Here is a combinatorial proof. Consider the following question: Quote: In a competition with $n$ people, $k$ of them are selected for a team. As a reward, $j$ gifts are to be distributed among them (a single person may receive multiple gifts.) How many ways are there of choosing this? Clearly, there are $\binom{n}{k}$ ways of choosing the team members, and $k^j$ ways to distribute the gifts. So the answer to the above question is just $\sum_{k=0}^nk^j\binom{n}{k}$, or the LHS in the problem. To bound this, consider choosing the $j$ gift-receivers first.

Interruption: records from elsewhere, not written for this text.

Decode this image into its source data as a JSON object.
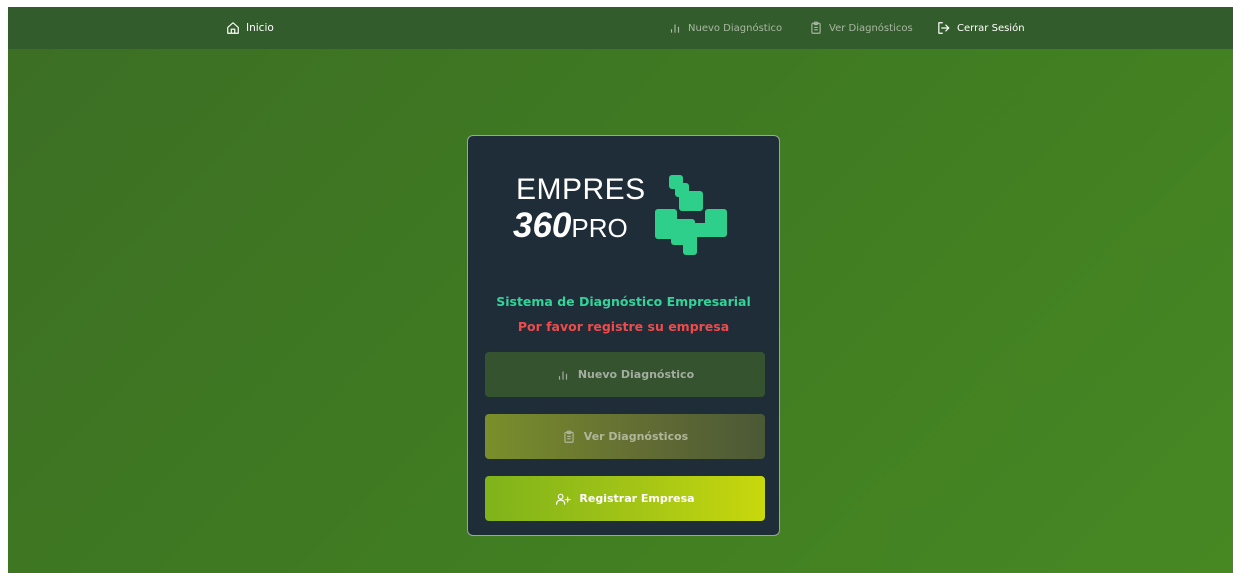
{
  "navbar": {
    "home_label": "Inicio",
    "new_label": "Nuevo Diagnóstico",
    "view_label": "Ver Diagnósticos",
    "logout_label": "Cerrar Sesión"
  },
  "logo": {
    "line1": "EMPRES",
    "number": "360",
    "suffix": "PRO",
    "mark_color": "#2ecf8a"
  },
  "card": {
    "subtitle": "Sistema de Diagnóstico Empresarial",
    "notice": "Por favor registre su empresa",
    "buttons": {
      "new_diagnostic": "Nuevo Diagnóstico",
      "view_diagnostics": "Ver Diagnósticos",
      "register_company": "Registrar Empresa"
    }
  },
  "colors": {
    "navbar": "#335c2c",
    "background": "#3f7a22",
    "card": "#1f2d39",
    "subtitle": "#34d399",
    "notice": "#f04a4a",
    "register_button": "#a4c516"
  },
  "icons": {
    "home": "home-icon",
    "new": "bar-chart-icon",
    "view": "clipboard-icon",
    "logout": "logout-icon",
    "register": "user-plus-icon"
  }
}
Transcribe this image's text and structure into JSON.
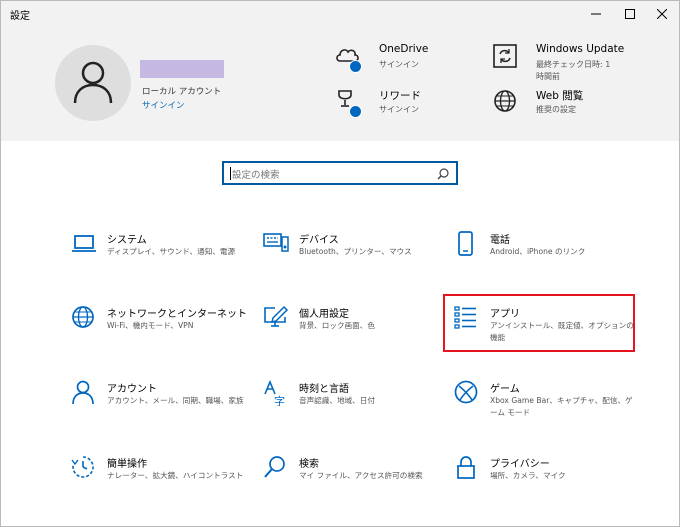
{
  "window": {
    "title": "設定"
  },
  "account": {
    "type_label": "ローカル アカウント",
    "signin_label": "サインイン"
  },
  "header_items": [
    {
      "title": "OneDrive",
      "subtitle": "サインイン",
      "icon": "cloud-icon"
    },
    {
      "title": "Windows Update",
      "subtitle": "最終チェック日時: 1 時間前",
      "icon": "update-icon"
    },
    {
      "title": "リワード",
      "subtitle": "サインイン",
      "icon": "trophy-icon"
    },
    {
      "title": "Web 閲覧",
      "subtitle": "推奨の設定",
      "icon": "globe-icon"
    }
  ],
  "search": {
    "placeholder": "設定の検索"
  },
  "categories": [
    {
      "title": "システム",
      "subtitle": "ディスプレイ、サウンド、通知、電源",
      "icon": "laptop-icon"
    },
    {
      "title": "デバイス",
      "subtitle": "Bluetooth、プリンター、マウス",
      "icon": "keyboard-icon"
    },
    {
      "title": "電話",
      "subtitle": "Android、iPhone のリンク",
      "icon": "phone-icon"
    },
    {
      "title": "ネットワークとインターネット",
      "subtitle": "Wi-Fi、機内モード、VPN",
      "icon": "globe-icon"
    },
    {
      "title": "個人用設定",
      "subtitle": "背景、ロック画面、色",
      "icon": "personalize-icon"
    },
    {
      "title": "アプリ",
      "subtitle": "アンインストール、既定値、オプションの機能",
      "icon": "apps-list-icon"
    },
    {
      "title": "アカウント",
      "subtitle": "アカウント、メール、同期、職場、家族",
      "icon": "person-icon"
    },
    {
      "title": "時刻と言語",
      "subtitle": "音声認識、地域、日付",
      "icon": "time-language-icon"
    },
    {
      "title": "ゲーム",
      "subtitle": "Xbox Game Bar、キャプチャ、配信、ゲーム モード",
      "icon": "xbox-icon"
    },
    {
      "title": "簡単操作",
      "subtitle": "ナレーター、拡大鏡、ハイコントラスト",
      "icon": "ease-of-access-icon"
    },
    {
      "title": "検索",
      "subtitle": "マイ ファイル、アクセス許可の検索",
      "icon": "search-icon"
    },
    {
      "title": "プライバシー",
      "subtitle": "場所、カメラ、マイク",
      "icon": "lock-icon"
    }
  ],
  "colors": {
    "accent": "#0067c0",
    "header_bg": "#f2f2f2",
    "highlight": "#e5141e"
  }
}
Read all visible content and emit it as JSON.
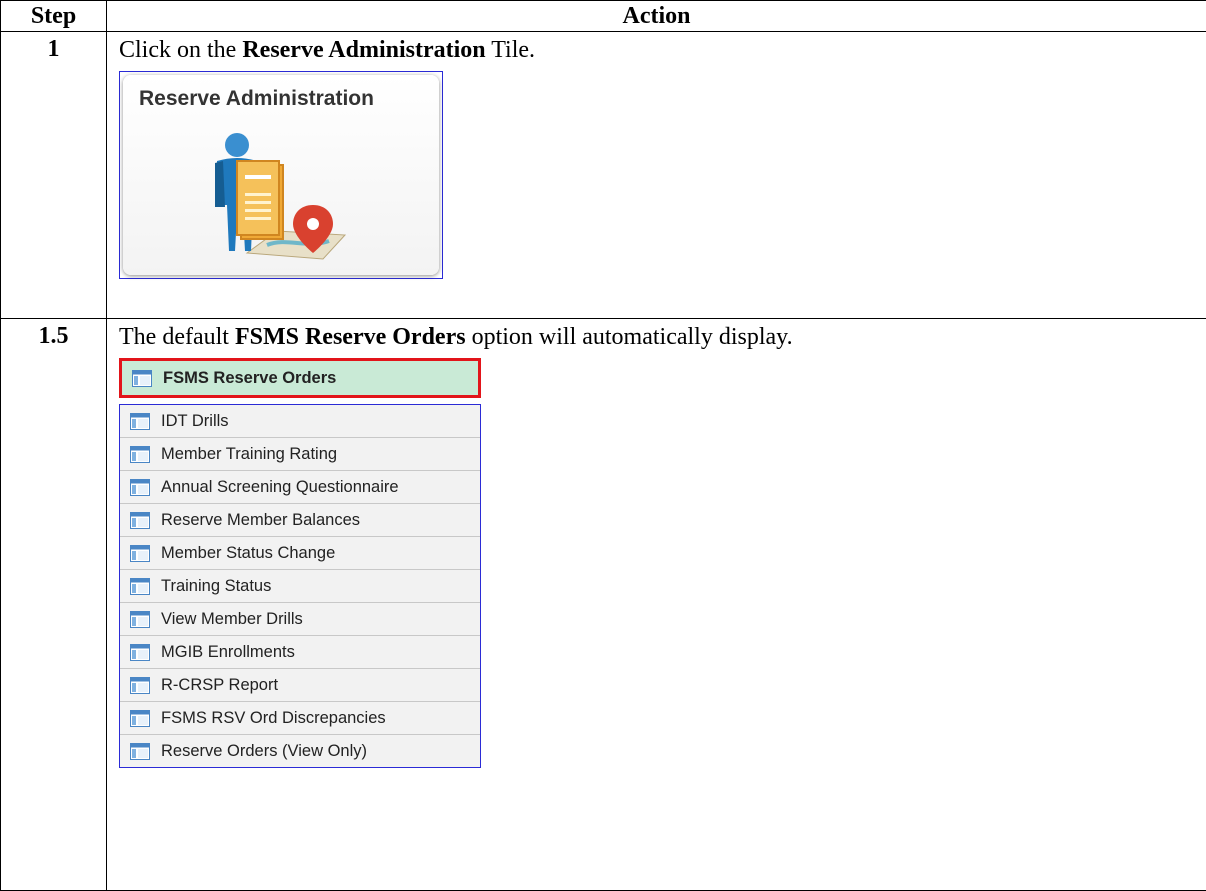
{
  "table": {
    "header_step": "Step",
    "header_action": "Action"
  },
  "step1": {
    "number": "1",
    "text_before": "Click on the ",
    "text_bold": "Reserve Administration",
    "text_after": " Tile.",
    "tile_title": "Reserve Administration",
    "tile_icon": "reserve-admin-person-document-map-pin-icon"
  },
  "step2": {
    "number": "1.5",
    "text_before": "The default ",
    "text_bold": "FSMS Reserve Orders",
    "text_after": " option will automatically display.",
    "menu_icon": "page-list-icon",
    "active_item": "FSMS Reserve Orders",
    "items": [
      "IDT Drills",
      "Member Training Rating",
      "Annual Screening Questionnaire",
      "Reserve Member Balances",
      "Member Status Change",
      "Training Status",
      "View Member Drills",
      "MGIB Enrollments",
      "R-CRSP Report",
      "FSMS RSV Ord Discrepancies",
      "Reserve Orders (View Only)"
    ]
  },
  "colors": {
    "active_bg": "#c9ead6",
    "active_border": "#e2141a",
    "frame_border": "#2b2bd6",
    "item_bg": "#f2f2f2"
  }
}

Since there are $n$ people, there are $n^j$ ways to initially distribute the gifts. Then if $j<n$, there are $2^{n-j}$ ways of choosing the remaining team members, giving a total of $2^{n-j}n^j$ possibilities. If $j\geq n$, then all $n$ people are in the team, giving a total of $n^j$ possibilities - which, in this instance, is greater than $2^{n-j}n^j$ since $n-j \leq 0$. Hence, in either case, the LHS is bounded below by the RHS, proving the desired inequality.